Apple Launches GSM-Symbolic: In-Depth Evaluation of LLM's Mathematical Reasoning Capabilities

2024-10-14

Recently, advancements in the mathematical reasoning abilities of large language models (LLMs) have garnered significant attention, particularly with the introduction of the GSM8K benchmark, designed to assess the elementary-level math problem-solving skills of LLMs. Although LLMs have shown improved performance on GSM8K, doubts remain about whether their reasoning capabilities have genuinely advanced. Existing evaluation metrics may only partially capture LLMs' abilities, with research indicating that LLMs rely more on probabilistic pattern matching rather than true logical reasoning, leading to token bias and sensitivity to minor input variations. Additionally, the static nature and singular evaluation metric of GSM8K constrain its effectiveness in comprehensively assessing LLMs' reasoning abilities under diverse conditions.

Logical reasoning is critical for intelligent systems, yet the consistency of LLMs' performance in this area necessitates further validation. While studies have demonstrated that LLMs can accomplish certain tasks through probabilistic pattern matching, they typically require more formal logical reasoning when tackling complex problems. Variations in input tokens can significantly impact outcomes. Although transformers perform effectively in some scenarios, their reliance on external storage (such as scratchpads) necessitates enhanced computational capabilities to handle intricate tasks. Research indicates that LLMs depend more on data matching encountered during training rather than genuine logical comprehension.

To more accurately evaluate LLMs' reasoning capabilities, researchers at Apple conducted an extensive study employing a new benchmark called GSM-Symbolic.

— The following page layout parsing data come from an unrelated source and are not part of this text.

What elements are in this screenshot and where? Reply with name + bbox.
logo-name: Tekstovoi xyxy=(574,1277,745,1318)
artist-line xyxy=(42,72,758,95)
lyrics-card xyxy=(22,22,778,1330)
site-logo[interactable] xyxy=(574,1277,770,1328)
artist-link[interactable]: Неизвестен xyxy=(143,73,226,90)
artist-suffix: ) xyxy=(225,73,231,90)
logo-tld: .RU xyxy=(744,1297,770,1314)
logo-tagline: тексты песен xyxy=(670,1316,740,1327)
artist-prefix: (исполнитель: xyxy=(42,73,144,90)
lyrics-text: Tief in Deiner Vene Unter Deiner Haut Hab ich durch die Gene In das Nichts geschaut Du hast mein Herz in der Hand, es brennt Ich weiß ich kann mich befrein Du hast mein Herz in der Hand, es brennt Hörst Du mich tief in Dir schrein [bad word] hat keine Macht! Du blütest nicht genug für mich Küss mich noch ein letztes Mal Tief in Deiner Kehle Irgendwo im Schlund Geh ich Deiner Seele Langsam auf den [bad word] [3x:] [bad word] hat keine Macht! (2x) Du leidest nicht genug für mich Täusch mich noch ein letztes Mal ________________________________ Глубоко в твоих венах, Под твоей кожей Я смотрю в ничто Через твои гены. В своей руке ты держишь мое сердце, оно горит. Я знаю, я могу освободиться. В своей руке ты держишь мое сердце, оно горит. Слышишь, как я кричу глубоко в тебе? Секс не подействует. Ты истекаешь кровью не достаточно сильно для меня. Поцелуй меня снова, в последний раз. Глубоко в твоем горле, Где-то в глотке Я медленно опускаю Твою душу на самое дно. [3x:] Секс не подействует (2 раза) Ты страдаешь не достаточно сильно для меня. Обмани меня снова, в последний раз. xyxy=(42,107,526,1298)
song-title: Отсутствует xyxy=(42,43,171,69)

This benchmark generates a diverse range of mathematical problems using symbolic templates, offering a more reliable and controllable assessment method. The study found that as numerical values or problem complexity increase, LLM performance significantly declines. Furthermore, the inclusion of seemingly related but actually irrelevant information can reduce performance by up to 65%, indicating that LLMs primarily depend on pattern matching rather than formal logical reasoning.

The GSM8K dataset comprises over 8,000 elementary-level math problems and answers and is commonly used to assess LLMs. However, its widespread use introduces risks such as data contamination and sensitivity to minor problem variations. To address these issues, researchers developed GSM-Symbolic, a benchmark that generates diverse problem instances using symbolic templates, thereby providing a more robust evaluation method. By testing over 20 open-source and proprietary models with 5,000 samples derived from 100 templates, the study unveiled both the strengths and limitations of LLMs in mathematical reasoning.

Preliminary experiments indicate significant performance discrepancies among models on GSM-Symbolic (a variant of the GSM8K dataset), with accuracies lower than those observed on GSM8K. The study also investigated the impact of name and numerical alterations on LLMs, finding that numerical changes notably degrade performance. The complexity of problems also affects accuracy, with more intricate issues leading to more pronounced performance drops. These results suggest that models may rely more on pattern matching than on genuine logical reasoning, as the addition of extra clauses typically diminishes performance.

This study provides an in-depth analysis of LLMs' reasoning capabilities and highlights the limitations of the current GSM8K evaluation method. By introducing the GSM-Symbolic benchmark, researchers assessed LLMs' mathematical reasoning across various problem variants. Results demonstrate significant variability in LLM performance when numerical values are altered or irrelevant clauses are added. Moreover, as problem complexity increases, LLM performance is adversely affected, indicating a reliance on pattern matching over genuine logical reasoning. The GSM-NoOp test further revealed LLMs' inadequacies in filtering out irrelevant information, leading to substantial performance declines. Overall, this research underscores the necessity for further advancements to enhance LLMs' logical reasoning capabilities.